Au moment où les appels de grève fusent de partout notamment dans le secteur de l’Éducation nationale, le ministre du Travail, de l’Emploi et de la Sécurité sociale, a tenté de recadrer les syndicats à l’origine de ces mouvements de contestations.

Mourad Zemali, tout en rappelant que le droit à la grève est assuré par la loi, souligne toutefois que celle-ci n’autorise pas et ne reconnaît pas le caractère «illimité» de cette action.
En réponse à une question sur les répercussions des grèves, notamment dans les secteurs de l’Éducation et de la Santé, sur l’apprentissage de l’élève et la santé du citoyen, Zemali a souligné jeudi que l’Algérie a consacré le droit de grève dans toutes ses Constitutions et l’a souligné dans la Constitution de 2016, notamment en ses articles 70 et 71.
Le premier stipule que le droit syndical est reconnu pour tous les citoyens, alors que le second stipule que le droit de grève est reconnu et exercé dans le cadre de la loi.
À cette occasion, Zemali a rappelé l’arsenal juridique mis en place dans ce domaine, notamment les dispositions de l’article 5 de la loi N° 11-90 relative aux relations de travail amendée et complétée et les dispositions de l’article 36 de l’ordonnance 03-6 portant statuts généraux de la Fonction publique, lesquelles stipulent que la grève est un droit pour les travailleurs et les fonctionnaires.
Pour encadrer ce droit, des mécanismes, des garde-fous et des dispositifs consacrés par la loi 02-90 relative à la prévention et au règlement des conflits collectifs de travail et à l’exercice du droit de grève, ont été mis en place, a-t-il indiqué appelant à mettre en application ces mécanismes avant l’entame de la grève.
Le droit de grève est accompagné par d’autres mesures réglementaires relatives à l’organisation du service minimum obligatoire stipulé par les dispositions de la Constitution, en vertu de l’alinéa 2 de l’article 71, consacrant et consolidant les droits fondamentaux des citoyens dans le cadre de l’exercice du droit de grève, a expliqué le ministre.
L’arsenal juridique stipule que le droit de grève est garanti par la loi, sans pour autant porter atteinte à aucun droit stipulé par la Constitution, a-t-il souligné. À ce propos, le ministre a indiqué que le secteur de l’Éducation avait fourni des efforts colossaux récemment, notamment à travers l’élaboration et l’adoption de la Charte d’éthique du secteur de l’Éducation nationale par huit syndicats et deux associations de parents d’élèves.

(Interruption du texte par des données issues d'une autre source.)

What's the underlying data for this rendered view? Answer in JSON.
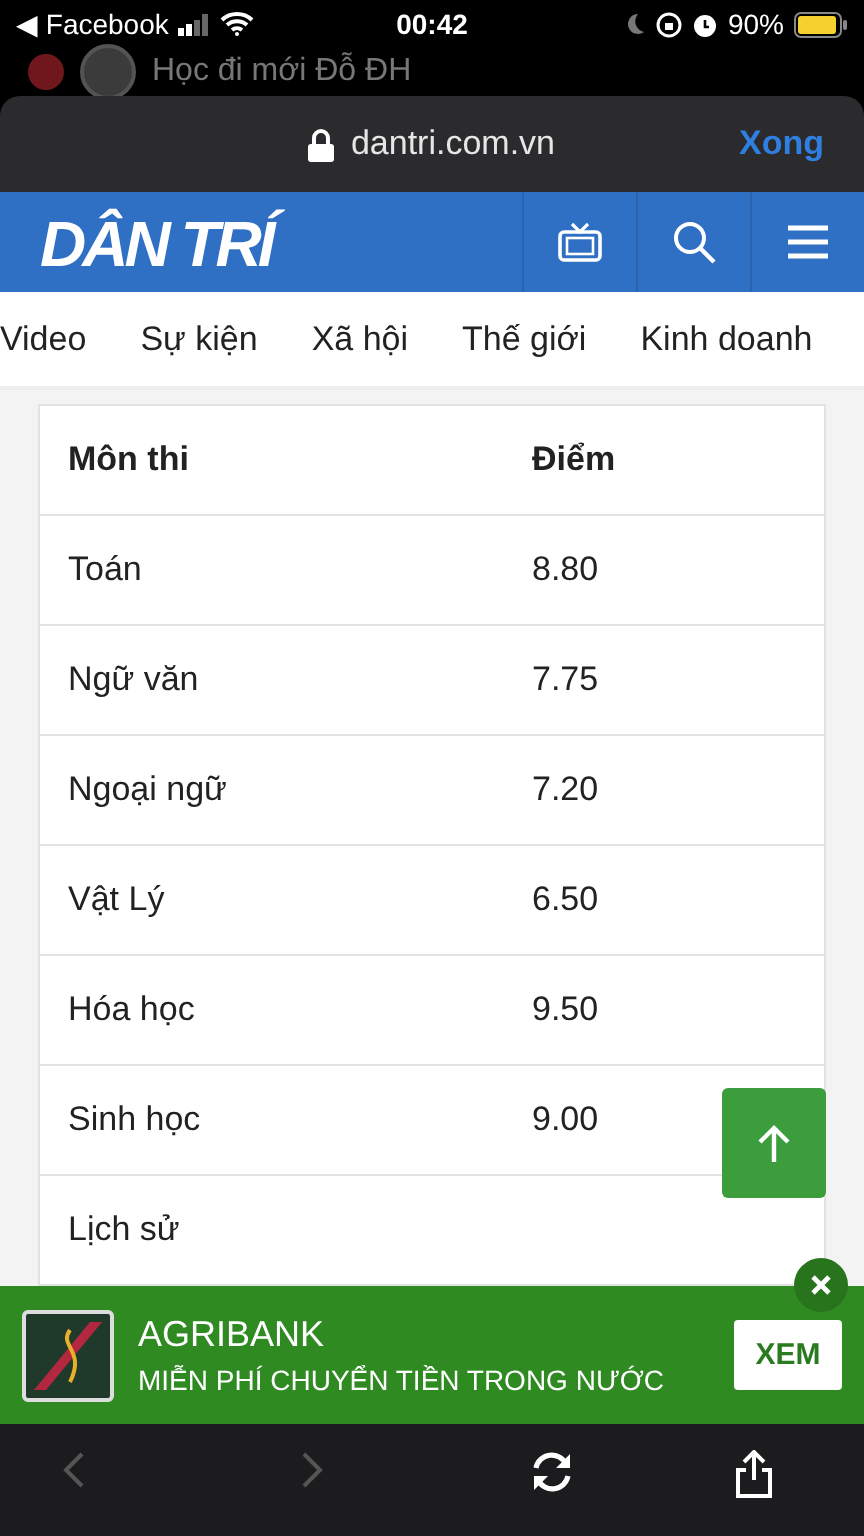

La Charte d’éthique du secteur de l’Éducation nationale vise à faire prévaloir le dialogue et la concertation comme moyen idoine pour la création d’un climat favorable à l’exercice de la profession d’enseignant, dans l’intérêt suprême de l’élève, a-t-il souligné ajoutant que ce document était le meilleur mécanisme pour consacrer le dialogue social dans ce secteur, tout en appelant les autres secteurs à faire de même.
Ania N. C.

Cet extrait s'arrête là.